His answer was a cocked eyebrow. "Why do you call me that?" Spencer said, standing as well and brushing his pants down. "'Kid'. I'm the same age as you. Within a year, anyway."
Aaron blinked. "But you're—" Short? Scrawny? Tiny? Barely up to Aaron's chin? All of the above? "—really?"
"Ten in October," Spencer replied quietly. "We're both just kids."
Aaron wasn't so sure about that. Sean had said it, as he'd left. You gotta grow up and stop expecting people to help you out just because you're a kid. But then he'd run away, and Aaron knew that that was more childish than anything he'd ever done. Running away was wrong.
"I'm not a kid," he said instead, and to cover the awkward bubble of emotions in his stomach he worried was showing on his face, he slugged the other boy's arm, ignoring his protesting ow. "Come on. We gotta move this before it gets dark in case the wind picks up tonight."
Spencer rubbed his arm, frowning. "Is that normal?" he asked. "Physical violence to show comradery?" He paused. "You didn't tell me your birthday."
"Yes, I don't know, I guess so?" Aaron grunted, hefting one corner of the rough structure up, fingers tight on the smooth bark of the branches. "And I'm not going to. You're so clever, guess it. I have to keep some mystery; you know? Grab that corner, come on."
His only reply was another raised eyebrow and a muttered, "Sure thing, boss."
On his way home that night, he detoured past the library again. The librarian looked up, smiled offhand at him, a little thrown that she'd seen him twice in the one week. He slunk past, unsure where to even begin to look. But after finally getting Spencer talking… well, after three hours of only following half of what he was talking about, Aaron was feeling a little out of his depth.
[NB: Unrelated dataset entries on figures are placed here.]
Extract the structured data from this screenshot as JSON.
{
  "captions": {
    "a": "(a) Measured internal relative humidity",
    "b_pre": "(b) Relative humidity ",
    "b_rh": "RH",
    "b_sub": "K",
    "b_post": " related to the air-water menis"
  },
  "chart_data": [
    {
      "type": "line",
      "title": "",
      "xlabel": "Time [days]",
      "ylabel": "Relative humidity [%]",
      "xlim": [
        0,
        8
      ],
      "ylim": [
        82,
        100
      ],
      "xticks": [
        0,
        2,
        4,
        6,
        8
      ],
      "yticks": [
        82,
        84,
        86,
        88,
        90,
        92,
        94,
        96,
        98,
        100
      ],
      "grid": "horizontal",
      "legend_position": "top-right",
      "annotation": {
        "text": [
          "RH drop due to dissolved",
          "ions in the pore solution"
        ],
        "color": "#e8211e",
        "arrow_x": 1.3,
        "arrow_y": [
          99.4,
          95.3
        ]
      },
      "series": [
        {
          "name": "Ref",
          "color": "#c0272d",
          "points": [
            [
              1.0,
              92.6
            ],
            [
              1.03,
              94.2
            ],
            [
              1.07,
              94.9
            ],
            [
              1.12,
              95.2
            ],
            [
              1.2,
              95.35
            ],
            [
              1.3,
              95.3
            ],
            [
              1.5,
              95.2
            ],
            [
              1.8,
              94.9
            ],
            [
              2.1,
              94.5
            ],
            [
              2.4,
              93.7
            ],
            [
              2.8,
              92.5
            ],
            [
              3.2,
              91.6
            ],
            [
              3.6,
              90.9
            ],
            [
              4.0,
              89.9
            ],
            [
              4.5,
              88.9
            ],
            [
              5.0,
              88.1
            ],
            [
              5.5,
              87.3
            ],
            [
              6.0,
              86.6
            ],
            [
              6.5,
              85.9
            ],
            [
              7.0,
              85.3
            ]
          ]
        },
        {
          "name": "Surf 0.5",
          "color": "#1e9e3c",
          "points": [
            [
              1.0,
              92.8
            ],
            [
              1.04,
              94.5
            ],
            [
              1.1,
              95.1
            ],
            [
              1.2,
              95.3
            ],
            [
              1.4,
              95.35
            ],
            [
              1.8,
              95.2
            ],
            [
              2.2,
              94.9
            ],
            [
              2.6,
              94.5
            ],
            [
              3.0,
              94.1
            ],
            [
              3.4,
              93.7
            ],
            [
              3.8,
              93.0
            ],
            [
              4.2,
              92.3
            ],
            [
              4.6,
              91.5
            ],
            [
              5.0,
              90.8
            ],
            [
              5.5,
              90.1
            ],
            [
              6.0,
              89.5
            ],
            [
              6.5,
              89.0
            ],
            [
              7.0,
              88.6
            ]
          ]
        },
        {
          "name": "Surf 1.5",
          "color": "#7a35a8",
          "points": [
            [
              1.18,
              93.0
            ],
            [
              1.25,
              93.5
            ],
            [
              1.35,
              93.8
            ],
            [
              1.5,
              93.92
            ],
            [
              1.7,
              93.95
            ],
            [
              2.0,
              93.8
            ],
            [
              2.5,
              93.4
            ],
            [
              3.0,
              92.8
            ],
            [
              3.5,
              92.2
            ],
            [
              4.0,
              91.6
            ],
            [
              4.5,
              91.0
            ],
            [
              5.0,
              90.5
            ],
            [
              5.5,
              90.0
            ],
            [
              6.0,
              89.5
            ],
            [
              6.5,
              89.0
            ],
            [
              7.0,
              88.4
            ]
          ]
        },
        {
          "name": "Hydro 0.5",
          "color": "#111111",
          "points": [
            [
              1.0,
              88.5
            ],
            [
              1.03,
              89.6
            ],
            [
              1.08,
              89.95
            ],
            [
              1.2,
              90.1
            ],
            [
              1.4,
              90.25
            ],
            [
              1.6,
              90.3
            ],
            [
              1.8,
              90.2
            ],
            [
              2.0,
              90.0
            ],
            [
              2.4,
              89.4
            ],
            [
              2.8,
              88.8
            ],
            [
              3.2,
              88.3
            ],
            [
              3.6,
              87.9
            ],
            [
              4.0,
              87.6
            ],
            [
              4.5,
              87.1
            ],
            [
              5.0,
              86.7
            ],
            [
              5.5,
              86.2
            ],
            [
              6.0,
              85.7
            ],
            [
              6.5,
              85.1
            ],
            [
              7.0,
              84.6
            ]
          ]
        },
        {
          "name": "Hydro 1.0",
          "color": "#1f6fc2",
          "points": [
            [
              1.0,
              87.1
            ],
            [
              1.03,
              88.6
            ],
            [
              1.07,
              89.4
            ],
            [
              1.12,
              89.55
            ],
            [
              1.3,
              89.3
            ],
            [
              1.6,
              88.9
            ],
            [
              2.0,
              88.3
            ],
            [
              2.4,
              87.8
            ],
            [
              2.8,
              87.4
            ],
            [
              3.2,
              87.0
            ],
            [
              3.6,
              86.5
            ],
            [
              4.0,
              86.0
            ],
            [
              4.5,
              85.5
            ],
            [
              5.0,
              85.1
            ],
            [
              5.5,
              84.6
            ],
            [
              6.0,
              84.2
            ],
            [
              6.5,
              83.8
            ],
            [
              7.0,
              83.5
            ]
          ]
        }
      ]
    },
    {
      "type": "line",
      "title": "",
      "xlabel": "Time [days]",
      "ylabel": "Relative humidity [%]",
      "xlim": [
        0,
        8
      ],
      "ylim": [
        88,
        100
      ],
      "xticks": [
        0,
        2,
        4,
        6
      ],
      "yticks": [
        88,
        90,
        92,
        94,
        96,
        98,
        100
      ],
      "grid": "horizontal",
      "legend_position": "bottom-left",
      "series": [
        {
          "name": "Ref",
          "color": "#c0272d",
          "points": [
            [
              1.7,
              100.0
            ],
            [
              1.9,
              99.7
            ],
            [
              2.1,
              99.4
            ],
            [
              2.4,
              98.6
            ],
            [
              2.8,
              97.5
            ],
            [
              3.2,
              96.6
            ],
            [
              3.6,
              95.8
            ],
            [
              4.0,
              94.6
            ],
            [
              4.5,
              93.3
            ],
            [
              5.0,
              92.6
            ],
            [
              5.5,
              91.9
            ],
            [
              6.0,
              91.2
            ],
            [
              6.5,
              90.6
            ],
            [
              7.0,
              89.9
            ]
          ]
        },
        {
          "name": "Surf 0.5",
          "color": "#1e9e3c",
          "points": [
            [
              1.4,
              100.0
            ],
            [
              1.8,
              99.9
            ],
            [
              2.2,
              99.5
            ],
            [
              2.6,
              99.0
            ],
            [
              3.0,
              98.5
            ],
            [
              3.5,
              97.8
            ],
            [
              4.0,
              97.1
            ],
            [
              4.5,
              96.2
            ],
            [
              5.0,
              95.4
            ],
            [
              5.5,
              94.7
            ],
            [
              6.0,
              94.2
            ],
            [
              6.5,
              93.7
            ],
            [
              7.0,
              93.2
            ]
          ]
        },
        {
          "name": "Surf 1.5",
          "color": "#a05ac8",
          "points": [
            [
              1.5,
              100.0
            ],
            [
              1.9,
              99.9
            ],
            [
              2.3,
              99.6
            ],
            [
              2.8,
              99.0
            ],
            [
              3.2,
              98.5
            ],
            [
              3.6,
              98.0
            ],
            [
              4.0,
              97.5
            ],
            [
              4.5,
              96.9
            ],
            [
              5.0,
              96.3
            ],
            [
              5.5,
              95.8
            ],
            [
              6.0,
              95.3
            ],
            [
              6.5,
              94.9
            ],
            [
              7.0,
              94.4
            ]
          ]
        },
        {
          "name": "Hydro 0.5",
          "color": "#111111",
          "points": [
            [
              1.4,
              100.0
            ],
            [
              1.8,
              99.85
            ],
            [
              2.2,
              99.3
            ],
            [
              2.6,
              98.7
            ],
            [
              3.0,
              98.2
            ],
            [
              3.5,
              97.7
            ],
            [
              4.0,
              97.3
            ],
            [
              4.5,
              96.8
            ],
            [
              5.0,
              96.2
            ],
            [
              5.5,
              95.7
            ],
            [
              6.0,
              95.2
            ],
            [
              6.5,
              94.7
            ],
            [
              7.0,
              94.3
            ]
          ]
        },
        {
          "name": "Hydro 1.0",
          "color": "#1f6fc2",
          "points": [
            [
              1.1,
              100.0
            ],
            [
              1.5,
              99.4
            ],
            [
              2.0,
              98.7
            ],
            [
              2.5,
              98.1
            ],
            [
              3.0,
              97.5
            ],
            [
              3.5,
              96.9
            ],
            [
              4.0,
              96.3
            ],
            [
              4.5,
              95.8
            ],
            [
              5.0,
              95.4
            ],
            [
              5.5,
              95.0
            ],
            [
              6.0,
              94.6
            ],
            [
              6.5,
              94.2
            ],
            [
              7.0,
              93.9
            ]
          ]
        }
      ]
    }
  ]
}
And a lot intrigued. He'd never known anyone this… well, clever? He guessed. There wasn't really words for the never-ending rush of information his new friend managed without stopping for breath.
But he was determined that tomorrow he'd have something to talk about. Because maybe Spencer still didn't think they were friends, but Aaron was utterly determined they would be.
"Excuse me?" he asked, standing on tiptoe to lean his arms on the front counter, elbow nudging the bell. The librarian beamed at him. "Do you have a copy of The Lord of the Rings?"